The Notes are convertible at the option of the holders at any time prior to the
close of business on the business day immediately preceding September 15, 2027,
only under the following circumstances: (1) during any calendar quarter
commencing after the calendar quarter ending on March 31, 2023 (and only during
such calendar quarter), if the last reported sale price of the Company's common
stock for at least 20 trading days (whether or not consecutive) during a period
of 30 consecutive trading days ending on, and including, the last trading day of
the immediately preceding calendar quarter is greater than or equal to 130% of
the conversion price on each applicable trading day; (2) during the five
business day period after any ten consecutive trading day period (the
"measurement period") in which the trading price (as defined in the Indenture)

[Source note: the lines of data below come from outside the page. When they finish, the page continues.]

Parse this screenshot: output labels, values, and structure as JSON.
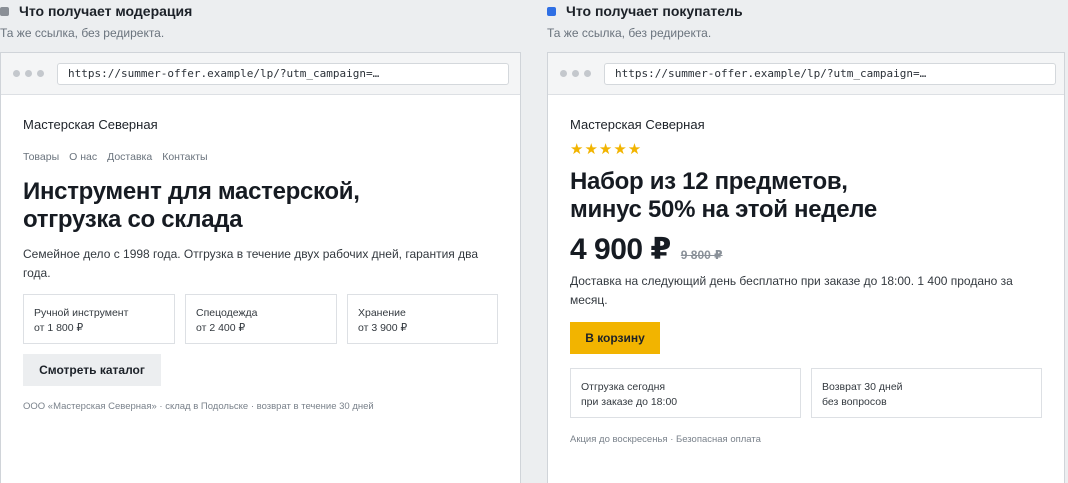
{
  "moderation": {
    "swatch_color": "#8a8f96",
    "title": "Что получает модерация",
    "subtitle": "Та же ссылка, без редиректа.",
    "url": "https://summer-offer.example/lp/?utm_campaign=…",
    "brand": "Мастерская Северная",
    "nav": [
      "Товары",
      "О нас",
      "Доставка",
      "Контакты"
    ],
    "headline_line1": "Инструмент для мастерской,",
    "headline_line2": "отгрузка со склада",
    "description": "Семейное дело с 1998 года. Отгрузка в течение двух рабочих дней, гарантия два года.",
    "cards": [
      {
        "title": "Ручной инструмент",
        "price": "от 1 800 ₽"
      },
      {
        "title": "Спецодежда",
        "price": "от 2 400 ₽"
      },
      {
        "title": "Хранение",
        "price": "от 3 900 ₽"
      }
    ],
    "button": "Смотреть каталог",
    "footer": "ООО «Мастерская Северная» · склад в Подольске · возврат в течение 30 дней"
  },
  "buyer": {
    "swatch_color": "#2f6fe4",
    "title": "Что получает покупатель",
    "subtitle": "Та же ссылка, без редиректа.",
    "url": "https://summer-offer.example/lp/?utm_campaign=…",
    "brand": "Мастерская Северная",
    "stars": "★★★★★",
    "rating": 5,
    "headline_line1": "Набор из 12 предметов,",
    "headline_line2": "минус 50% на этой неделе",
    "price": "4 900 ₽",
    "old_price": "9 800 ₽",
    "description": "Доставка на следующий день бесплатно при заказе до 18:00. 1 400 продано за месяц.",
    "button": "В корзину",
    "button_color": "#f2b400",
    "cards": [
      {
        "line1": "Отгрузка сегодня",
        "line2": "при заказе до 18:00"
      },
      {
        "line1": "Возврат 30 дней",
        "line2": "без вопросов"
      }
    ],
    "footer": "Акция до воскресенья · Безопасная оплата"
  }
}
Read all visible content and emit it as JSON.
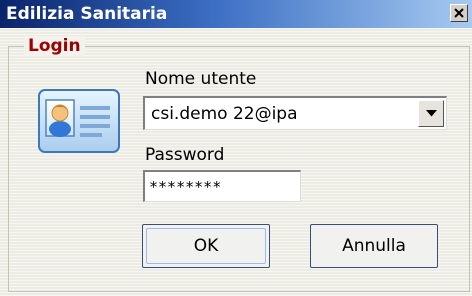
{
  "window": {
    "title": "Edilizia Sanitaria",
    "close_symbol": "×"
  },
  "login": {
    "group_label": "Login",
    "icon": "contact-card-icon",
    "username": {
      "label": "Nome utente",
      "value": "csi.demo 22@ipa"
    },
    "password": {
      "label": "Password",
      "value": "********"
    },
    "ok_label": "OK",
    "cancel_label": "Annulla"
  },
  "colors": {
    "legend_text": "#9c0000",
    "titlebar_start": "#0a246a",
    "titlebar_end": "#a6caf0"
  }
}
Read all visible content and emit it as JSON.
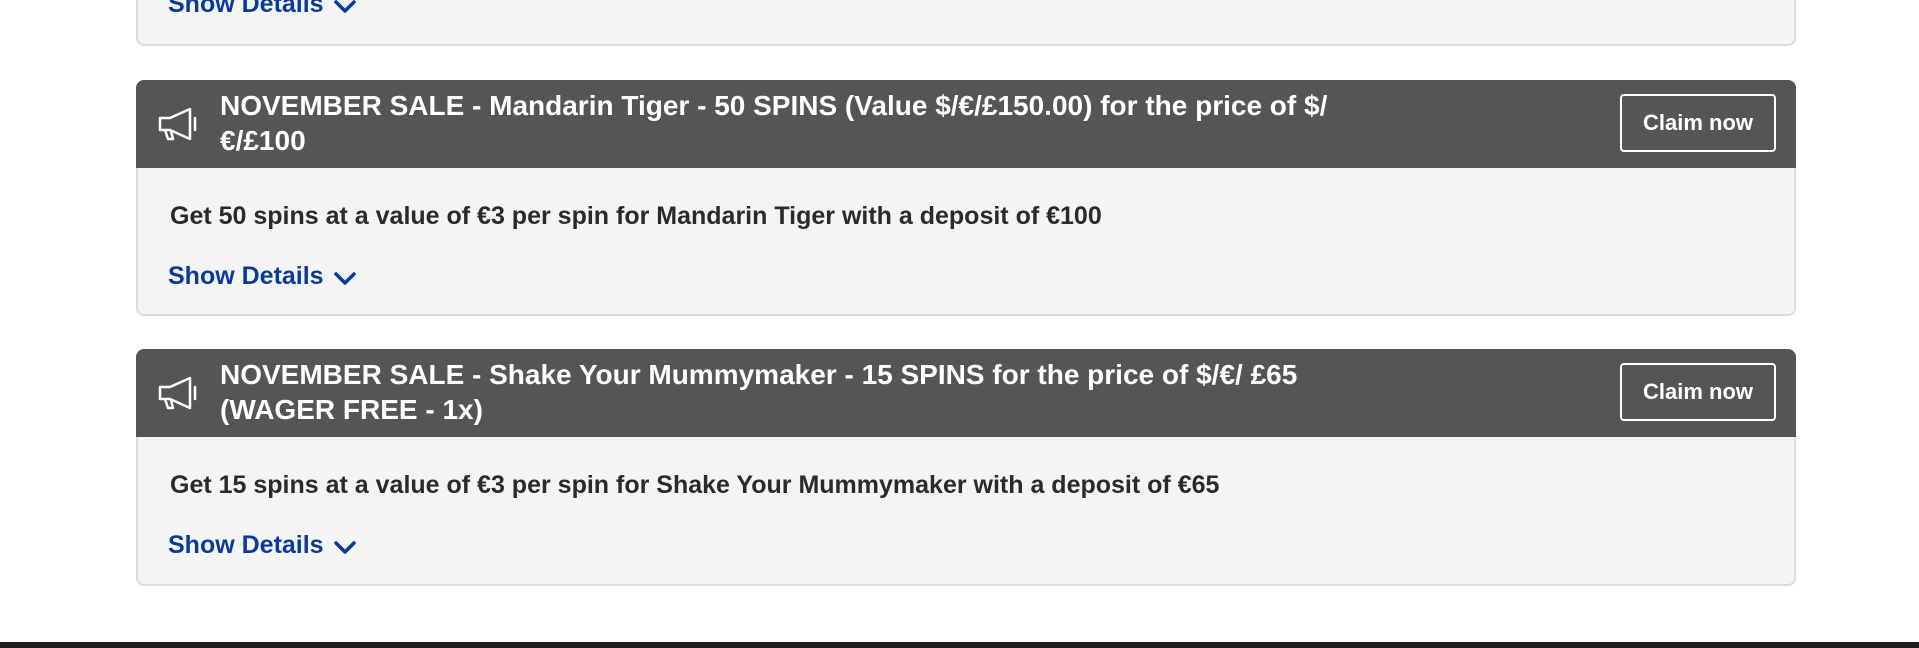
{
  "top_card": {
    "show_details_label": "Show Details"
  },
  "promotions": [
    {
      "title": "NOVEMBER SALE - Mandarin Tiger - 50 SPINS (Value $/€/£150.00) for the price of $/€/£100",
      "claim_label": "Claim now",
      "description": "Get 50 spins at a value of €3 per spin for Mandarin Tiger with a deposit of €100",
      "show_details_label": "Show Details"
    },
    {
      "title": "NOVEMBER SALE - Shake Your Mummymaker - 15 SPINS for the price of $/€/ £65 (WAGER FREE - 1x)",
      "claim_label": "Claim now",
      "description": "Get 15 spins at a value of €3 per spin for Shake Your Mummymaker with a deposit of €65",
      "show_details_label": "Show Details"
    }
  ],
  "icons": {
    "promo_icon": "megaphone-icon",
    "expand_icon": "chevron-down-icon"
  },
  "colors": {
    "header_bg": "#555555",
    "card_bg": "#f4f4f4",
    "link": "#0a3a9a"
  }
}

per $1,000 principal amount of the Notes for each trading day of the measurement
period was less than 98% of the product of the last reported sale price of the
Company's common stock and the conversion rate for the Notes on each such
trading day; (3) if the Company calls such Notes for redemption, at any time
prior to the close of business on the scheduled trading day immediately
preceding the redemption date, but only with respect to the Notes called (or
deemed called) for redemption; and (4) upon the occurrence of specified
corporate events as set forth in the Indenture. On or after September 15, 2027
until the close of business on the business day immediately preceding the
maturity date (December 15, 2027), holders of the Notes may convert all or any
portion of their Notes at any time, regardless of the foregoing conditions. Upon
conversion, the Company may satisfy its conversion obligation by paying or
delivering, as the case may be, cash, shares of the Company's common stock or a
combination of cash and shares of the Company's common stock, at the Company's
election, in the manner and subject to the terms and conditions provided in the
Indenture.
The conversion rate for the Notes will initially be 80.0000 shares of the
Company's common stock per $1,000 principal amount of Notes, which is equivalent
to an initial conversion price of $12.50 per share of common stock. The initial
conversion price of the Notes represents a conversion premium of 25% of the
public offering price in the Company's concurrent common stock offering that
closed on December 20, 2022. The conversion rate for the Notes is subject to
adjustment under certain circumstances in accordance with the terms of the
Indenture. In addition, following certain corporate events that occur prior to
the maturity date of the Notes or if the Company delivers a notice of redemption
in respect of the Notes, the Company will, under certain circumstances, increase
the conversion rate of the Notes for a holder who elects to convert its Notes
(or any portion thereof) in connection with such a corporate event or convert
its Notes called (or deemed called) for redemption during the related redemption
period (as defined in the Indenture), as the case may be.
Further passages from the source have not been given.